Le 19 septembre 2007, la Convention de règlement relative aux pensionnats indiens (la « Convention ») est entrée en vigueur. Fruit d’un long processus impliquant des recours collectifs dans plusieurs tribunaux du Canada, elle a été signée par le Consortium national (formé de vingt cabinets juridiques représentant d’anciennes et anciens élèves des pensionnats), plusieurs entités religieuses canadiennes et le gouvernement du Canada. Les tribunaux provinciaux et territoriaux ont approuvé la Convention, qui était, à l’époque, le plus important règlement extrajudiciaire de l’histoire du Canada. Voir [1] pour un compte rendu détaillé de l’historique et des conséquences à ce jour de la Convention.

Outre l’octroi d’une indemnisation financière aux personnes ayant fréquenté les pensionnats, la Convention prévoit un certain nombre de mesures destinées à réparer les dommages causés aux nations autochtones du Canada par le programme des pensionnats. L’une des mesures les plus importantes a été la création de la Commission de vérité et réconciliation (CVR), dotée d’un budget de 60 millions de dollars.

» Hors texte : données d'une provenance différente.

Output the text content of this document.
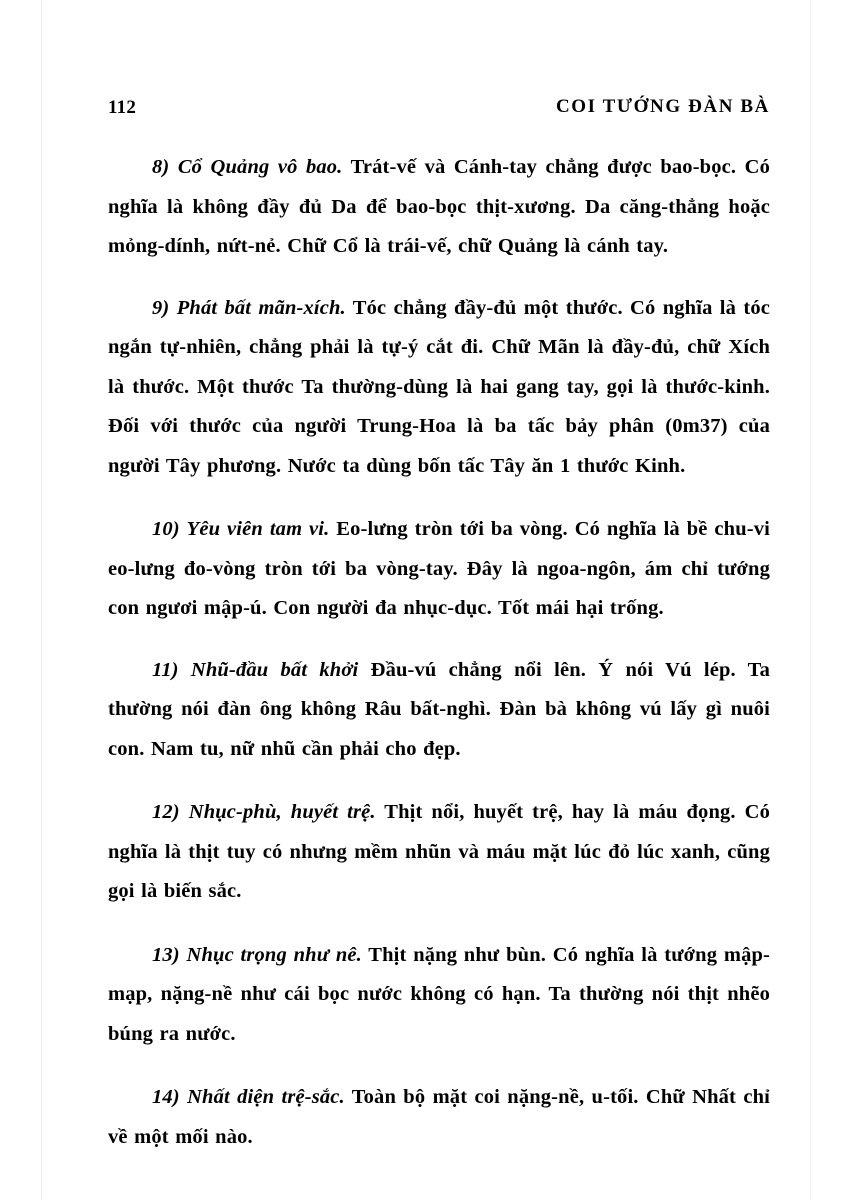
112	COI TƯỚNG ĐÀN BÀ

8) Cổ Quảng vô bao. Trát-vế và Cánh-tay chẳng được bao-bọc. Có nghĩa là không đầy đủ Da để bao-bọc thịt-xương. Da căng-thẳng hoặc mỏng-dính, nứt-nẻ. Chữ Cổ là trái-vế, chữ Quảng là cánh tay.

9) Phát bất mãn-xích. Tóc chẳng đầy-đủ một thước. Có nghĩa là tóc ngắn tự-nhiên, chẳng phải là tự-ý cắt đi. Chữ Mãn là đầy-đủ, chữ Xích là thước. Một thước Ta thường-dùng là hai gang tay, gọi là thước-kinh. Đối với thước của người Trung-Hoa là ba tấc bảy phân (0m37) của người Tây phương. Nước ta dùng bốn tấc Tây ăn 1 thước Kinh.

10) Yêu viên tam vi. Eo-lưng tròn tới ba vòng. Có nghĩa là bề chu-vi eo-lưng đo-vòng tròn tới ba vòng-tay. Đây là ngoa-ngôn, ám chỉ tướng con ngươi mập-ú. Con người đa nhục-dục. Tốt mái hại trống.

11) Nhũ-đầu bất khởi Đầu-vú chẳng nổi lên. Ý nói Vú lép. Ta thường nói đàn ông không Râu bất-nghì. Đàn bà không vú lấy gì nuôi con. Nam tu, nữ nhũ cần phải cho đẹp.

12) Nhục-phù, huyết trệ. Thịt nổi, huyết trệ, hay là máu đọng. Có nghĩa là thịt tuy có nhưng mềm nhũn và máu mặt lúc đỏ lúc xanh, cũng gọi là biến sắc.

13) Nhục trọng như nê. Thịt nặng như bùn. Có nghĩa là tướng mập-mạp, nặng-nề như cái bọc nước không có hạn. Ta thường nói thịt nhẽo búng ra nước.

14) Nhất diện trệ-sắc. Toàn bộ mặt coi nặng-nề, u-tối. Chữ Nhất chỉ về một mối nào.
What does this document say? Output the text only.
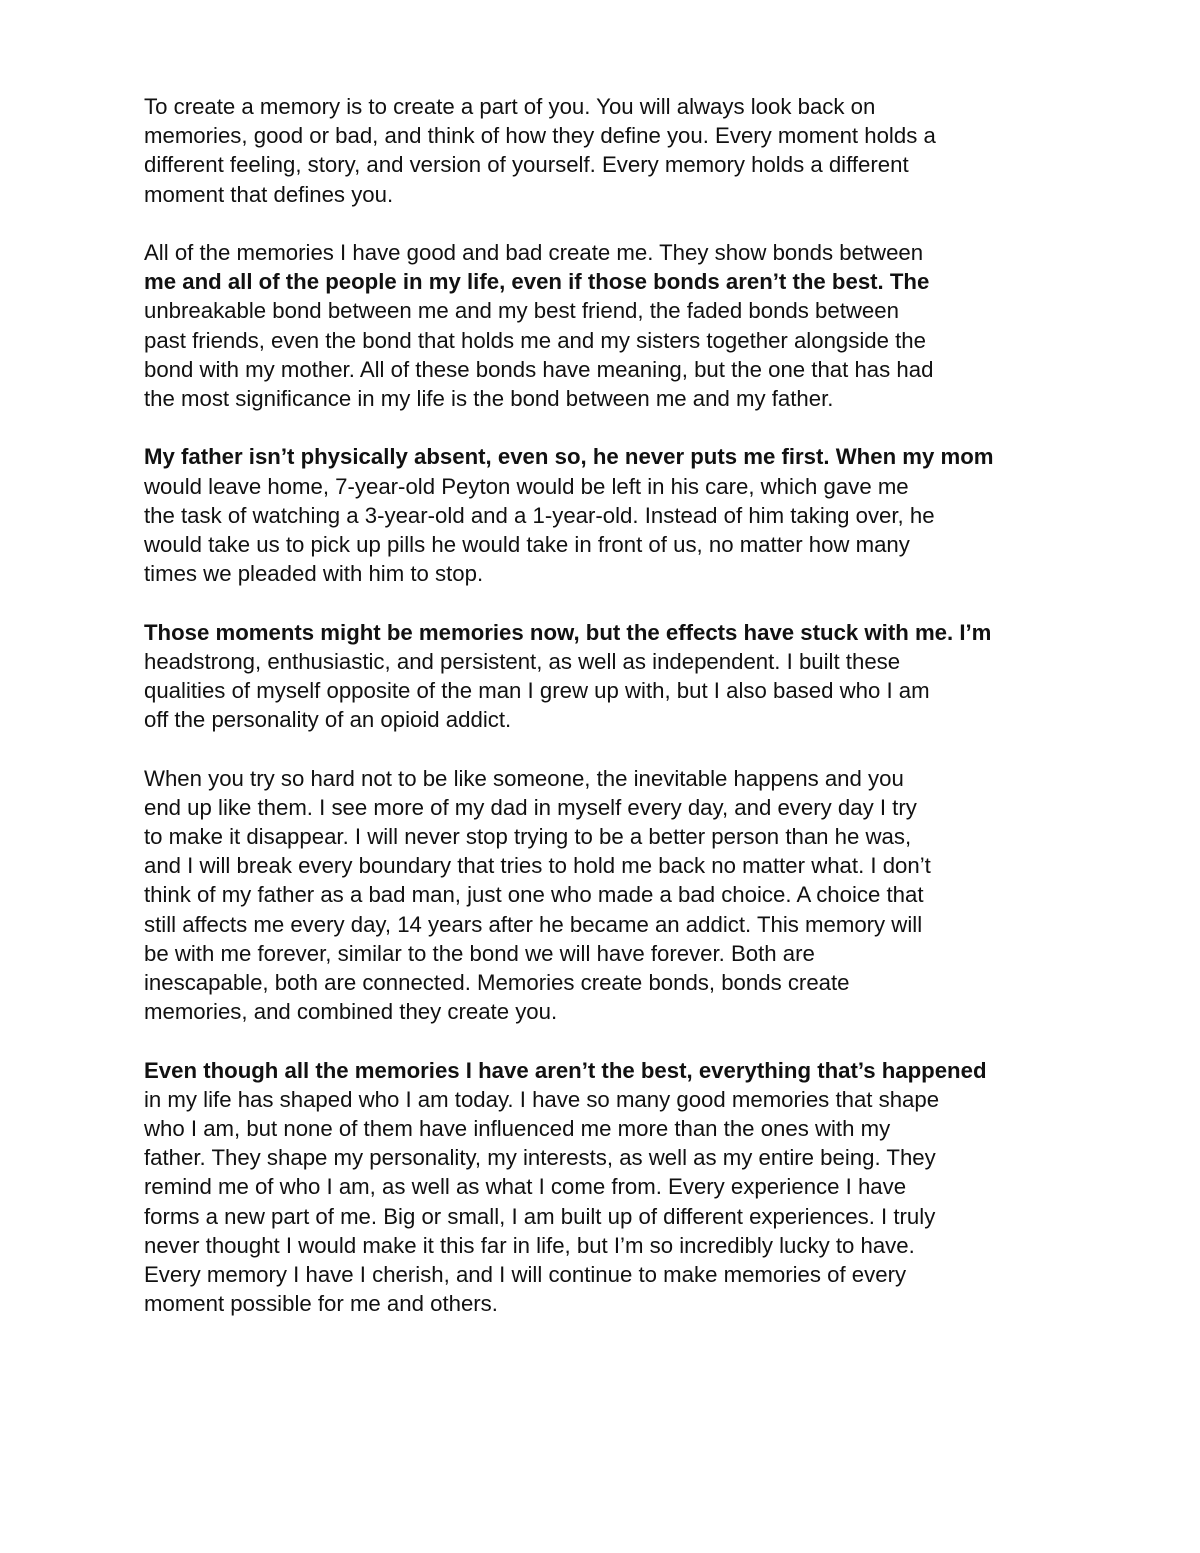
To create a memory is to create a part of you. You will always look back on
memories, good or bad, and think of how they define you. Every moment holds a
different feeling, story, and version of yourself. Every memory holds a different
moment that defines you.
All of the memories I have good and bad create me. They show bonds between
me and all of the people in my life, even if those bonds aren’t the best. The
unbreakable bond between me and my best friend, the faded bonds between
past friends, even the bond that holds me and my sisters together alongside the
bond with my mother. All of these bonds have meaning, but the one that has had
the most significance in my life is the bond between me and my father.
My father isn’t physically absent, even so, he never puts me first. When my mom
would leave home, 7-year-old Peyton would be left in his care, which gave me
the task of watching a 3-year-old and a 1-year-old. Instead of him taking over, he
would take us to pick up pills he would take in front of us, no matter how many
times we pleaded with him to stop.
Those moments might be memories now, but the effects have stuck with me. I’m
headstrong, enthusiastic, and persistent, as well as independent. I built these
qualities of myself opposite of the man I grew up with, but I also based who I am
off the personality of an opioid addict.
When you try so hard not to be like someone, the inevitable happens and you
end up like them. I see more of my dad in myself every day, and every day I try
to make it disappear. I will never stop trying to be a better person than he was,
and I will break every boundary that tries to hold me back no matter what. I don’t
think of my father as a bad man, just one who made a bad choice. A choice that
still affects me every day, 14 years after he became an addict. This memory will
be with me forever, similar to the bond we will have forever. Both are
inescapable, both are connected. Memories create bonds, bonds create
memories, and combined they create you.
Even though all the memories I have aren’t the best, everything that’s happened
in my life has shaped who I am today. I have so many good memories that shape
who I am, but none of them have influenced me more than the ones with my
father. They shape my personality, my interests, as well as my entire being. They
remind me of who I am, as well as what I come from. Every experience I have
forms a new part of me. Big or small, I am built up of different experiences. I truly
never thought I would make it this far in life, but I’m so incredibly lucky to have.
Every memory I have I cherish, and I will continue to make memories of every
moment possible for me and others.
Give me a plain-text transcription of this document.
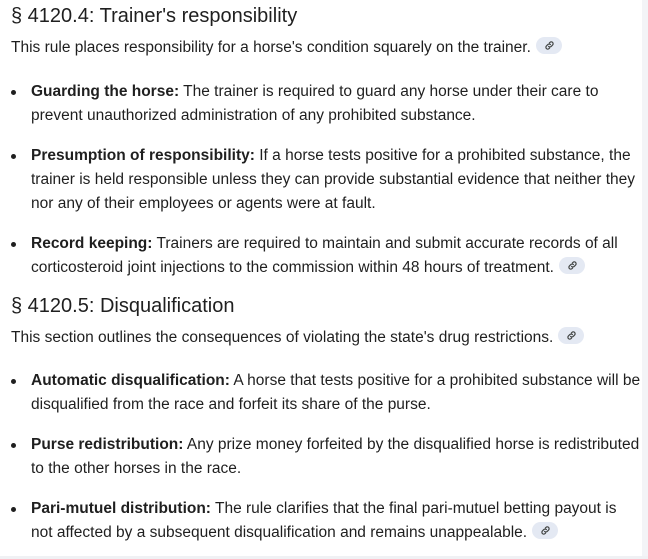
§ 4120.4: Trainer's responsibility

This rule places responsibility for a horse's condition squarely on the trainer.

Guarding the horse: The trainer is required to guard any horse under their care to prevent unauthorized administration of any prohibited substance.
Presumption of responsibility: If a horse tests positive for a prohibited substance, the trainer is held responsible unless they can provide substantial evidence that neither they nor any of their employees or agents were at fault.
Record keeping: Trainers are required to maintain and submit accurate records of all corticosteroid joint injections to the commission within 48 hours of treatment.
§ 4120.5: Disqualification

This section outlines the consequences of violating the state's drug restrictions.

Automatic disqualification: A horse that tests positive for a prohibited substance will be disqualified from the race and forfeit its share of the purse.
Purse redistribution: Any prize money forfeited by the disqualified horse is redistributed to the other horses in the race.
Pari-mutuel distribution: The rule clarifies that the final pari-mutuel betting payout is not affected by a subsequent disqualification and remains unappealable.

Après cinq années de collecte d’informations et de consultations, la CVR a présenté ses conclusions définitives en 2015; celles-ci se trouvent sur le site Web du Centre national pour la vérité et la réconciliation [2]. Parmi ces conclusions figurent les Appels à l’action, d’une importance cruciale, regroupés dans une liste comptant 94 « appels » précis. Le 7e appel de la liste est le suivant :

Nous demandons au gouvernement fédéral d’élaborer, de concert avec les groupes autochtones, une stratégie conjointe pour combler les écarts en matière d’éducation et d’emploi entre les Canadiens autochtones et les Canadiens non autochtones.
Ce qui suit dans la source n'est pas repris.